Я проснулся поздно, с тяжелой головой и с твердым намерением сразу же после завтрака уединиться где-нибудь с Вандерхузе и выложить ему все. Кажется, никогда еще в жизни я не чувствовал себя таким несчастным. Все было кончено для меня, поэтому я не стал даже делать зарядку, а просто принял усиленный ионный душ и побрел в кают-компанию. Уже на пороге я сообразил, что вчера вечером за всеми своими неприятностями я начисто забыл отдать повару распоряжение насчет завтрака, и это меня окончательно доконало. Пробормотав какое-то невнятное приветствие и чувствуя, что от горя и стыда я красен как вареный рак, я уселся на свое место и уныло оглядел стол, стараясь ни с кем не встречаться глазами. Трапеза была, прямо скажем, монастырская, послушническая была трапеза. Все питались черным хлебом и молоком. Вандерхузе посыпал свой ломоть солью. Майка помазала свой ломоть маслом. Комов жевал хлеб всухомятку, не прикасаясь даже к молоку.

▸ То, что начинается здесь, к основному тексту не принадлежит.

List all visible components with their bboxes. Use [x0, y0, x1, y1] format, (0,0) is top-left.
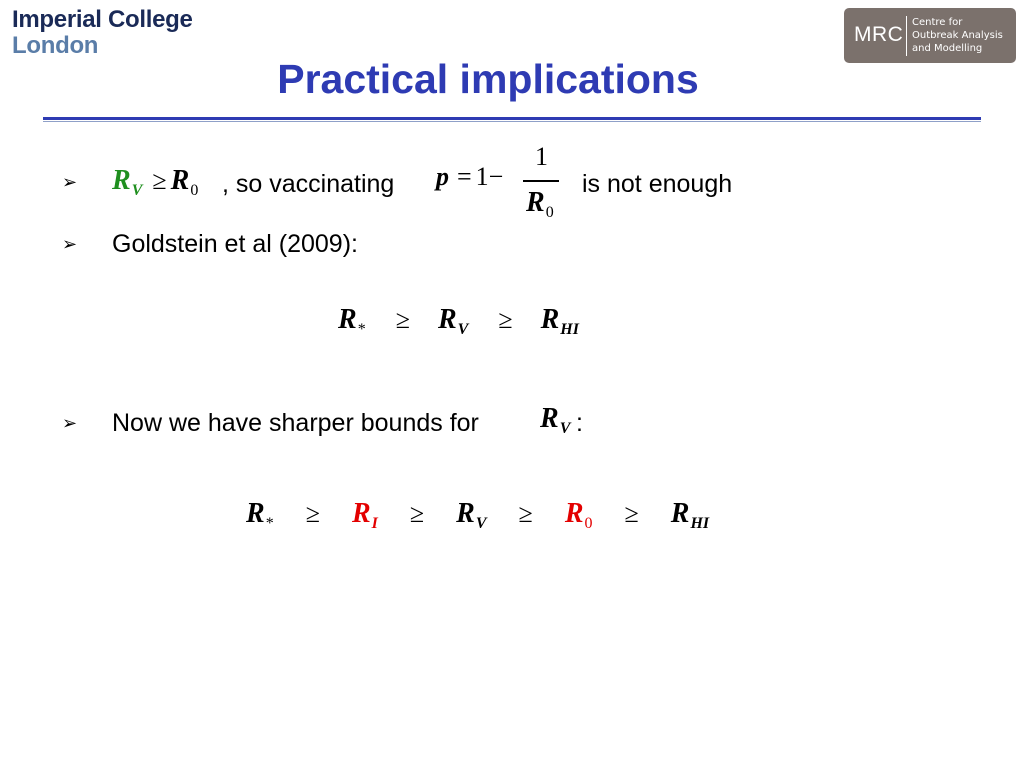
- colon-text: :: [576, 409, 583, 437]
- mrc-sub-line-3: and Modelling: [912, 43, 983, 54]
- r-symbol: R: [540, 304, 560, 335]
- mrc-label: MRC: [854, 23, 904, 46]
- r-symbol: R: [338, 304, 357, 335]
- bullet-arrow-icon: ➢: [62, 234, 78, 255]
- r-symbol: R: [456, 498, 475, 529]
- r-symbol: R: [170, 165, 190, 196]
- sub-v: V: [559, 420, 571, 437]
- one-symbol: 1: [475, 162, 489, 191]
- so-vaccinating-text: , so vaccinating: [222, 170, 395, 198]
- sub-v: V: [475, 515, 487, 532]
- equation-goldstein: [338, 304, 579, 336]
- bullet-arrow-icon: ➢: [62, 172, 78, 193]
- r-symbol: R: [540, 403, 559, 434]
- imperial-college-logo: [12, 8, 193, 58]
- r-symbol: R: [670, 498, 690, 529]
- geq-symbol: ≥: [395, 305, 410, 334]
- r-symbol: R: [246, 498, 265, 529]
- fraction-bar: [523, 180, 559, 182]
- geq-symbol: ≥: [409, 499, 425, 528]
- logo-line-1: Imperial College: [12, 6, 193, 33]
- sub-0: 0: [584, 515, 593, 532]
- r-symbol: R: [564, 498, 584, 529]
- sub-i: I: [371, 515, 378, 532]
- sub-0: 0: [190, 182, 199, 199]
- logo-line-2: London: [12, 32, 99, 59]
- sub-star: *: [265, 515, 274, 532]
- slide-title: Practical implications: [277, 56, 699, 102]
- title-rule-thin: [43, 121, 981, 122]
- mrc-sub-line-2: Outbreak Analysis: [912, 30, 1003, 41]
- geq-symbol: ≥: [152, 166, 167, 195]
- geq-symbol: ≥: [518, 499, 533, 528]
- fraction-denominator: [526, 187, 554, 219]
- r-symbol: R: [112, 165, 131, 196]
- rv-inline: [540, 403, 570, 435]
- minus-symbol: −: [488, 162, 504, 191]
- mrc-sub-line-1: Centre for: [912, 17, 963, 28]
- sub-hi: HI: [560, 321, 579, 338]
- sub-0: 0: [545, 204, 554, 221]
- rv-geq-r0: [112, 165, 198, 197]
- title-rule-thick: [43, 117, 981, 120]
- sub-hi: HI: [690, 515, 710, 532]
- mrc-divider: [906, 16, 907, 56]
- equals-symbol: =: [457, 162, 472, 191]
- equation-sharper-bounds: [246, 498, 709, 530]
- sub-star: *: [357, 321, 366, 338]
- r-symbol: R: [437, 304, 457, 335]
- r-symbol: R: [526, 187, 545, 218]
- sub-v: V: [131, 182, 143, 199]
- not-enough-text: is not enough: [582, 170, 733, 198]
- bullet-arrow-icon: ➢: [62, 413, 78, 434]
- p-equals: [436, 162, 503, 192]
- p-symbol: p: [436, 162, 449, 191]
- fraction-numerator: 1: [535, 142, 548, 171]
- sub-v: V: [457, 321, 469, 338]
- mrc-subtitle: [912, 16, 1003, 55]
- geq-symbol: ≥: [498, 305, 513, 334]
- geq-symbol: ≥: [305, 499, 320, 528]
- geq-symbol: ≥: [624, 499, 639, 528]
- mrc-logo: [844, 8, 1016, 63]
- sharper-bounds-text: Now we have sharper bounds for: [112, 409, 479, 437]
- goldstein-text: Goldstein et al (2009):: [112, 230, 358, 258]
- r-symbol: R: [351, 498, 371, 529]
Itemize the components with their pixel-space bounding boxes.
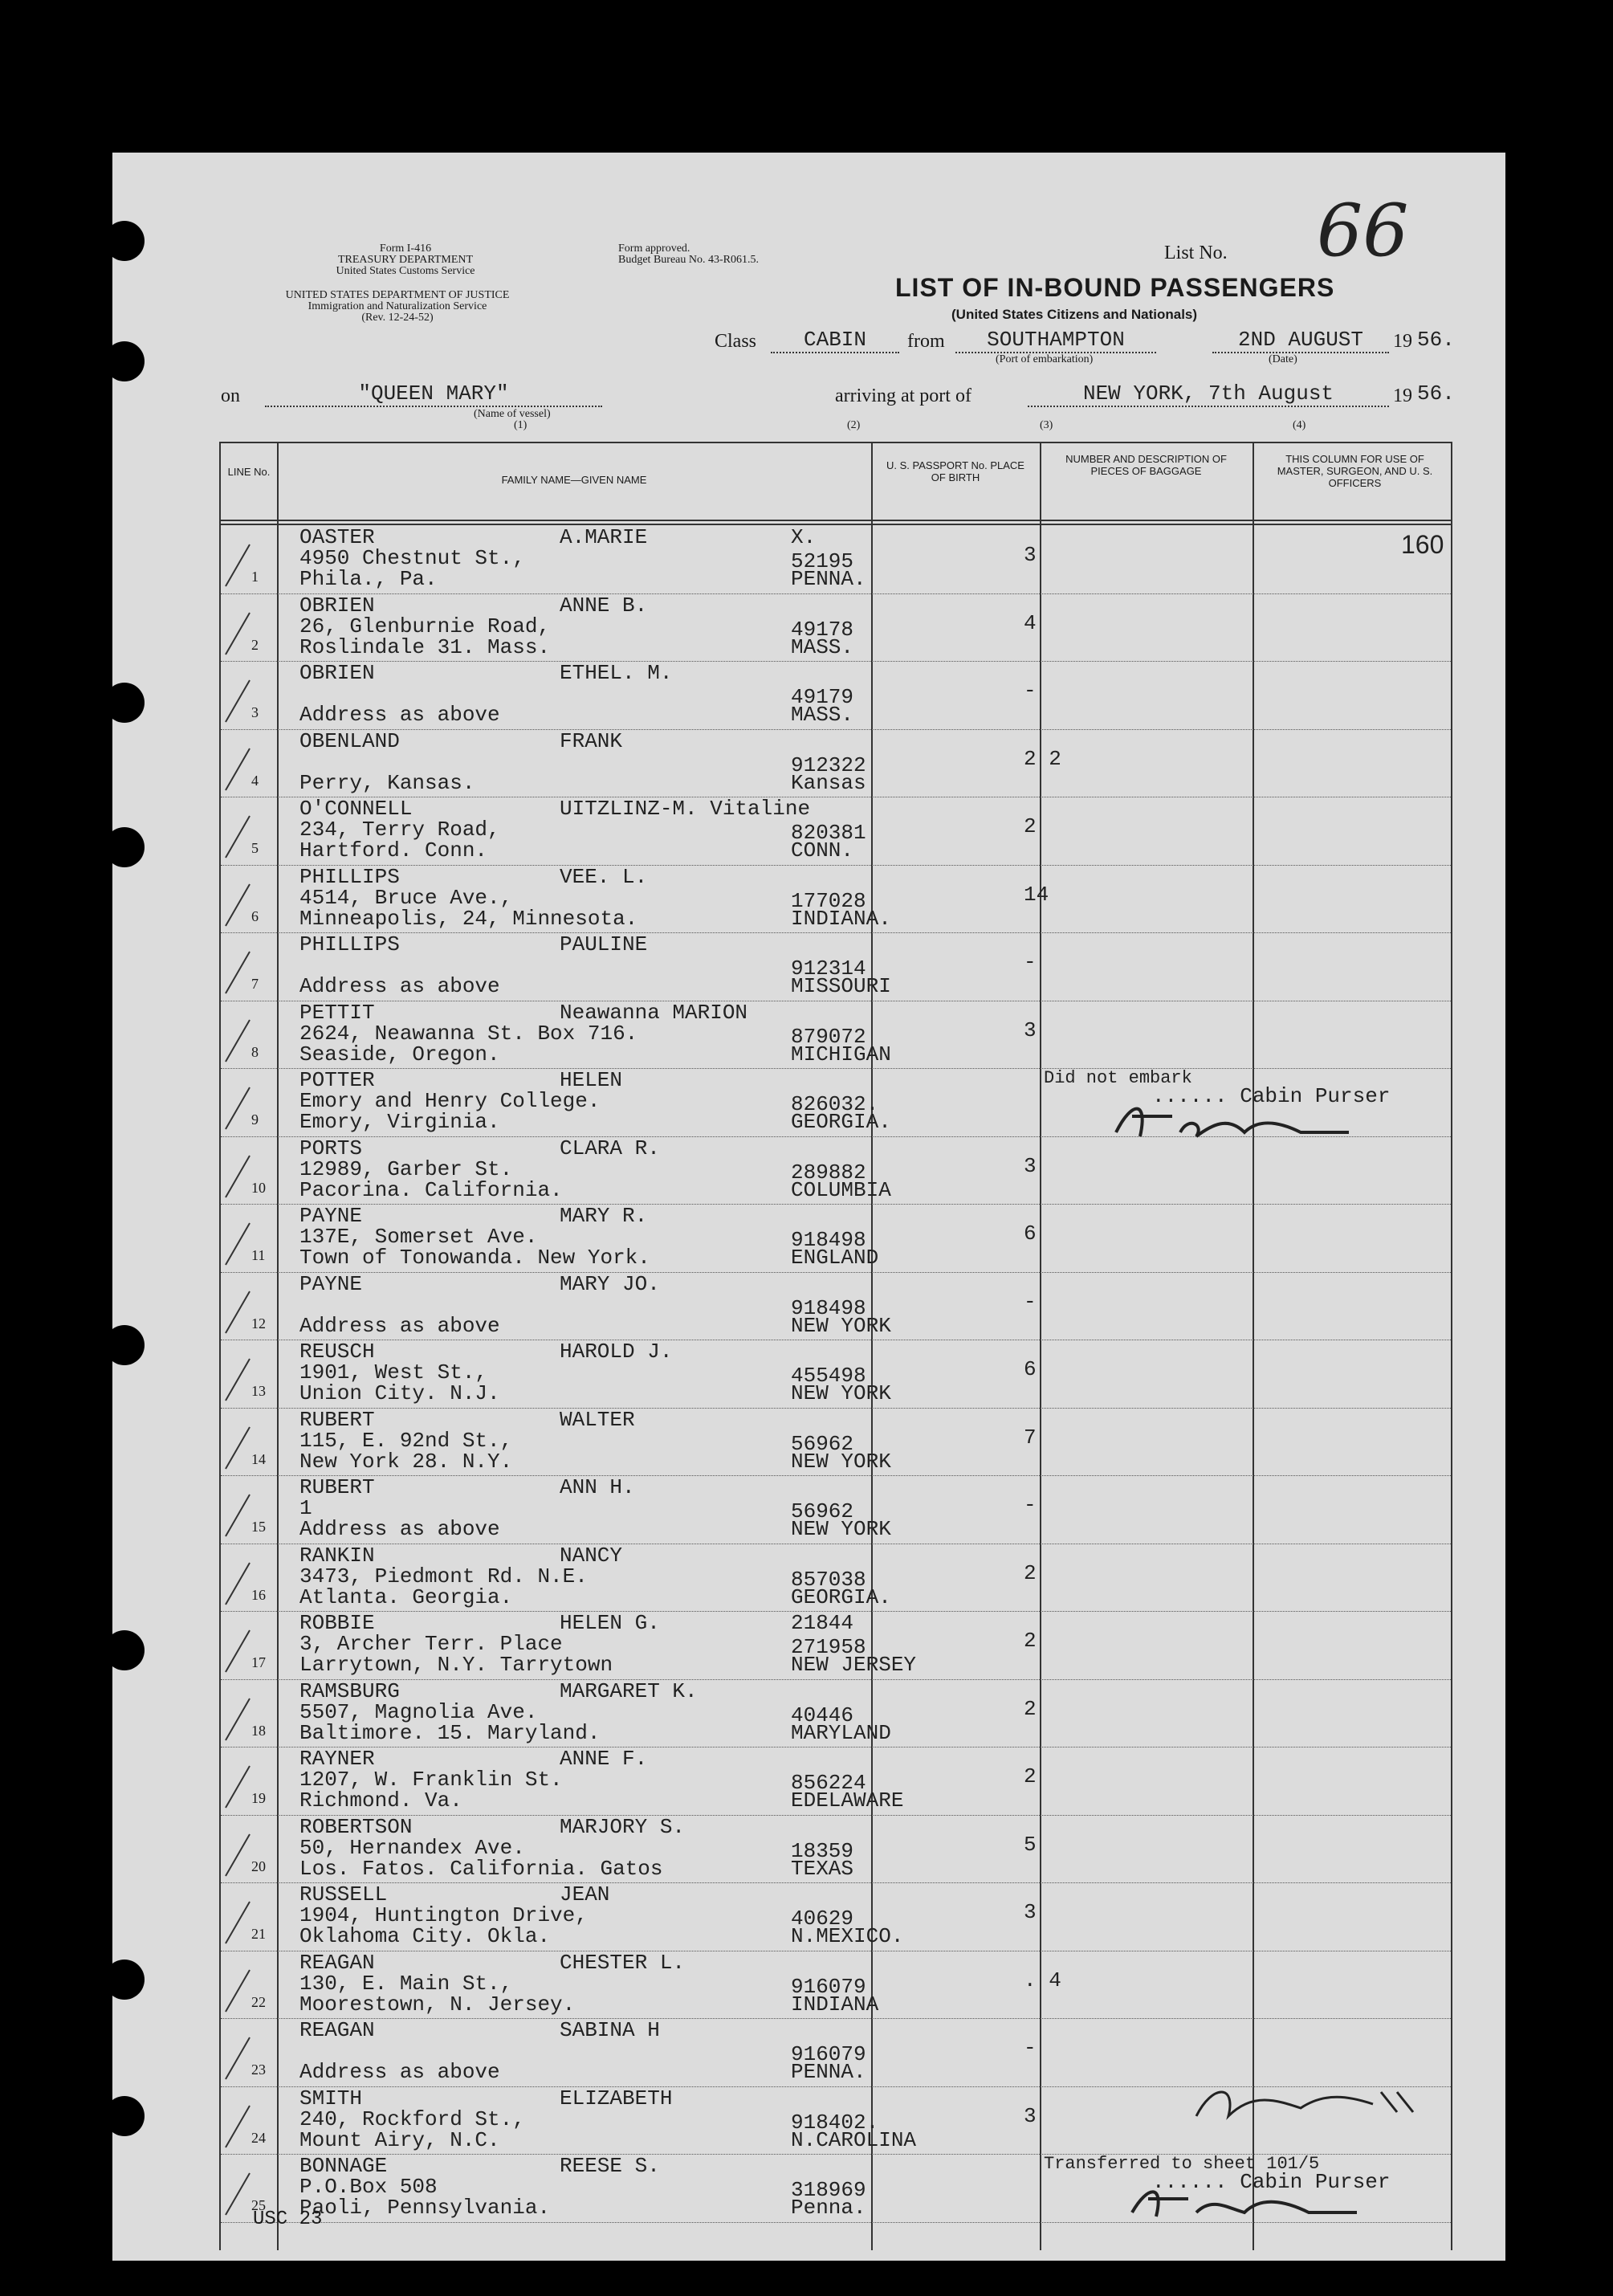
line-number: 16 [251, 1586, 266, 1603]
passport-number: 916079 [791, 1974, 866, 1999]
place-of-birth: PENNA. [791, 567, 866, 591]
surname: RUBERT [299, 1475, 375, 1499]
baggage-count: 2 [1024, 1560, 1037, 1585]
passport-number: 18359 [791, 1838, 854, 1863]
port-caption: (Port of embarkation) [996, 353, 1094, 365]
baggage-count: 3 [1024, 543, 1037, 567]
col-marker-2: (2) [847, 419, 861, 431]
given-name: MARY JO. [560, 1271, 660, 1296]
passport-number: 56962 [791, 1499, 854, 1523]
address-line-1: 3473, Piedmont Rd. N.E. [299, 1564, 588, 1588]
year-prefix: 19 [1393, 331, 1412, 352]
passport-number: 856224 [791, 1771, 866, 1795]
given-name: ANNE F. [560, 1747, 648, 1771]
surname: RAMSBURG [299, 1678, 400, 1703]
table-row [221, 1747, 1451, 1816]
place-of-birth: NEW YORK [791, 1449, 891, 1474]
check-mark [225, 883, 251, 926]
place-of-birth: MISSOURI [791, 974, 891, 998]
surname: BONNAGE [299, 2154, 388, 2178]
place-of-birth: MASS. [791, 634, 854, 659]
line-number: 18 [251, 1722, 266, 1739]
table-row [221, 1882, 1451, 1951]
baggage-count: - [1024, 1289, 1037, 1314]
baggage-count: 14 [1024, 882, 1049, 907]
address-line-1: 5507, Magnolia Ave. [299, 1699, 538, 1724]
passport-prefix: 21844 [791, 1611, 854, 1635]
address-line-1: 1207, W. Franklin St. [299, 1768, 563, 1792]
place-of-birth: NEW YORK [791, 1313, 891, 1338]
footer-code: USC 23 [253, 2208, 323, 2230]
surname: RUSSELL [299, 1882, 388, 1907]
place-of-birth: N.MEXICO. [791, 1924, 904, 1948]
address-line-2: Baltimore. 15. Maryland. [299, 1720, 601, 1745]
address-line-1: 12989, Garber St. [299, 1156, 513, 1181]
check-mark [225, 1495, 251, 1537]
on-label: on [221, 385, 240, 406]
address-line-2: Hartford. Conn. [299, 838, 488, 863]
given-name: CHESTER L. [560, 1950, 686, 1975]
table-row [221, 661, 1451, 730]
surname: RANKIN [299, 1543, 375, 1568]
address-line-1: 137E, Somerset Ave. [299, 1225, 538, 1249]
date-value: 2ND AUGUST [1212, 328, 1389, 353]
surname: OBRIEN [299, 593, 375, 618]
purser-signature-2 [1124, 2176, 1381, 2225]
baggage-count: 3 [1024, 1017, 1037, 1042]
header-passport: U. S. PASSPORT No. PLACE OF BIRTH [886, 459, 1024, 483]
address-line-1: 234, Terry Road, [299, 818, 500, 842]
table-row [221, 1408, 1451, 1477]
surname: OASTER [299, 525, 375, 549]
ins-service: Immigration and Naturalization Service [308, 300, 487, 312]
address-line-1: 240, Rockford St., [299, 2106, 525, 2131]
treasury-dept: TREASURY DEPARTMENT [337, 254, 474, 266]
line-number: 14 [251, 1450, 266, 1467]
passport-number: 177028 [791, 888, 866, 913]
passport-number: 289882 [791, 1160, 866, 1185]
address-line-2: Larrytown, N.Y. Tarrytown [299, 1653, 613, 1677]
address-line-1: P.O.Box 508 [299, 2175, 438, 2199]
address-line-2: Paoli, Pennsylvania. [299, 2196, 551, 2220]
check-mark [225, 1766, 251, 1809]
col-marker-1: (1) [514, 419, 527, 431]
baggage-count: 7 [1024, 1425, 1037, 1450]
manifest-sheet [112, 153, 1505, 2261]
check-mark [225, 612, 251, 655]
address-line-2: Roslindale 31. Mass. [299, 634, 551, 659]
page-mark: 160 [1401, 530, 1444, 559]
address-line-1: 26, Glenburnie Road, [299, 614, 551, 638]
address-line-2: New York 28. N.Y. [299, 1449, 513, 1474]
given-name: JEAN [560, 1882, 610, 1907]
surname: OBRIEN [299, 661, 375, 685]
punch-hole [104, 341, 145, 381]
address-line-2: Atlanta. Georgia. [299, 1584, 513, 1609]
surname: REAGAN [299, 2018, 375, 2042]
header-name: FAMILY NAME—GIVEN NAME [501, 474, 647, 486]
check-mark [225, 1969, 251, 2012]
place-of-birth: TEXAS [791, 1856, 854, 1881]
check-mark [225, 544, 251, 587]
year2-value: 56. [1417, 381, 1455, 406]
address-line-1: 1 [299, 1496, 312, 1520]
form-number: Form I-416 [379, 243, 432, 255]
given-name: A.MARIE [560, 525, 648, 549]
table-row [221, 1679, 1451, 1748]
vessel-name: "QUEEN MARY" [265, 381, 602, 407]
address-line-2: Minneapolis, 24, Minnesota. [299, 906, 638, 931]
officer-note: ...... Cabin Purser [1152, 2170, 1391, 2194]
given-name: ANNE B. [560, 593, 648, 618]
check-mark [225, 2105, 251, 2147]
check-mark [225, 1019, 251, 1062]
line-number: 2 [251, 636, 259, 653]
check-mark [225, 1426, 251, 1469]
given-name: MARJORY S. [560, 1814, 686, 1839]
baggage-count: . 4 [1024, 1968, 1061, 1992]
check-mark [225, 1630, 251, 1673]
baggage-count: Transferred to sheet 101/5 [1044, 2154, 1320, 2174]
revision: (Rev. 12-24-52) [361, 312, 434, 324]
check-mark [225, 816, 251, 858]
check-mark [225, 1155, 251, 1197]
surname: PORTS [299, 1136, 363, 1160]
table-row [221, 797, 1451, 866]
surname: PETTIT [299, 1000, 375, 1025]
passenger-table [219, 442, 1452, 2250]
given-name: ELIZABETH [560, 2086, 673, 2110]
table-row [221, 1001, 1451, 1070]
header-officers: THIS COLUMN FOR USE OF MASTER, SURGEON, AND U. S. OFFICERS [1277, 453, 1433, 489]
check-mark [225, 680, 251, 723]
address-line-2: Los. Fatos. California. Gatos [299, 1856, 663, 1881]
surname: PHILLIPS [299, 864, 400, 889]
address-line-2: Emory, Virginia. [299, 1110, 500, 1134]
surname: O'CONNELL [299, 797, 413, 821]
address-line-2: Address as above [299, 703, 500, 727]
surname: REAGAN [299, 1950, 375, 1975]
place-of-birth: NEW YORK [791, 1517, 891, 1541]
table-row [221, 525, 1451, 594]
passport-number: 918498 [791, 1228, 866, 1252]
arriving-label: arriving at port of [835, 385, 971, 406]
place-of-birth: Penna. [791, 2196, 866, 2220]
customs-service: United States Customs Service [336, 265, 475, 277]
address-line-2: Address as above [299, 1517, 500, 1541]
surname: ROBBIE [299, 1611, 375, 1635]
address-line-1: 1901, West St., [299, 1360, 488, 1385]
passport-number: 912314 [791, 956, 866, 981]
place-of-birth: GEORGIA. [791, 1584, 891, 1609]
passport-number: 49179 [791, 685, 854, 709]
table-row [221, 1544, 1451, 1613]
punch-hole [104, 221, 145, 261]
table-row [221, 1475, 1451, 1544]
line-number: 24 [251, 2129, 266, 2146]
baggage-count: 3 [1024, 1153, 1037, 1178]
year-value: 56. [1417, 328, 1455, 352]
surname: RUBERT [299, 1407, 375, 1432]
col-marker-4: (4) [1293, 419, 1306, 431]
baggage-count: Did not embark [1044, 1068, 1192, 1088]
place-of-birth: MASS. [791, 703, 854, 727]
passport-number: 56962 [791, 1431, 854, 1456]
address-line-2: Town of Tonowanda. New York. [299, 1246, 650, 1270]
address-line-1: 2624, Neawanna St. Box 716. [299, 1021, 638, 1046]
header-line-no: LINE No. [227, 466, 271, 478]
given-name: SABINA H [560, 2018, 660, 2042]
punch-hole [104, 2096, 145, 2136]
surname: PAYNE [299, 1271, 363, 1296]
address-line-2: Perry, Kansas. [299, 770, 475, 795]
surname: OBENLAND [299, 728, 400, 753]
form-approved: Form approved. [618, 243, 690, 255]
given-name: HELEN [560, 1068, 623, 1092]
budget-bureau: Budget Bureau No. 43-R061.5. [618, 254, 759, 266]
line-number: 6 [251, 907, 259, 924]
table-row [221, 729, 1451, 798]
address-line-2: Union City. N.J. [299, 1381, 500, 1405]
given-name: REESE S. [560, 2154, 660, 2178]
given-name: HELEN G. [560, 1611, 660, 1635]
passport-number: 918402. [791, 2110, 879, 2135]
address-line-1: 115, E. 92nd St., [299, 1428, 513, 1453]
check-mark [225, 1291, 251, 1333]
line-number: 23 [251, 2062, 266, 2078]
place-of-birth: GEORGIA. [791, 1110, 891, 1134]
line-number: 3 [251, 704, 259, 720]
place-of-birth: MARYLAND [791, 1720, 891, 1745]
address-line-1: 1904, Huntington Drive, [299, 1903, 588, 1927]
year2-prefix: 19 [1393, 385, 1412, 406]
place-of-birth: NEW YORK [791, 1381, 891, 1405]
address-line-2: Phila., Pa. [299, 567, 438, 591]
baggage-count: 2 [1024, 1764, 1037, 1788]
given-name: ETHEL. M. [560, 661, 673, 685]
line-number: 10 [251, 1179, 266, 1196]
address-line-1: Emory and Henry College. [299, 1089, 601, 1113]
given-name: CLARA R. [560, 1136, 660, 1160]
class-label: Class [715, 331, 757, 352]
passport-number: 40629 [791, 1907, 854, 1931]
check-mark [225, 2037, 251, 2080]
place-of-birth: INDIANA. [791, 906, 891, 931]
line-number: 4 [251, 772, 259, 789]
address-line-2: Seaside, Oregon. [299, 1042, 500, 1066]
given-name: ANN H. [560, 1475, 635, 1499]
punch-hole [104, 1630, 145, 1670]
port-embarkation: SOUTHAMPTON [955, 328, 1156, 353]
place-of-birth: PENNA. [791, 2060, 866, 2084]
place-of-birth: MICHIGAN [791, 1042, 891, 1066]
table-row [221, 932, 1451, 1001]
passport-number: 826032. [791, 1092, 879, 1116]
baggage-count: 3 [1024, 2103, 1037, 2128]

У меня аппетита не было никакого — подумать было страшно жевать что-нибудь. Я взял себе стакан молока, отхлебнул. Боковым зрением я видел, что Майка смотрит на меня и что ей очень хочется спросить, что со мной и вообще. Однако она ничего не спросила, а Вандерхузе принялся многословно рассуждать, какая это с медицинской точки зрения полезная вещь — разгрузочный день, и как хорошо, что у нас сегодня именно такой завтрак, а не какой-нибудь другой. Он подробно объяснил нам, что такое пост и что такое великий пост, и не без уважения отозвался о ранних христианах, которые дело свое знали туго. Заодно он рассказал нам, что такое масленица, но скоро, впрочем, почувствовал, что слишком увлекается описанием блинов с икрой, с балыком, с семгой и другими вкусными вещами, оборвал себя и принялся в некотором затруднении расправлять бакенбарды. Разговор не завязывался. Я беспокоился за себя, Майка беспокоилась за меня. А что касается Комова, то он опять, как и вчера, был явно не в своей тарелке. Глаза у него были красные, он большей частью смотрел в стол, но время от времени вскидывал голову и озирался, как будто его окликали. Хлеба он накрошил вокруг себя ужасно и продолжал крошить, так что мне захотелось дать ему по рукам, как маленькому. Так мы и сидели унылой компанией, а бедный Вандерхузе из сил выбивался, стараясь нас рассеять.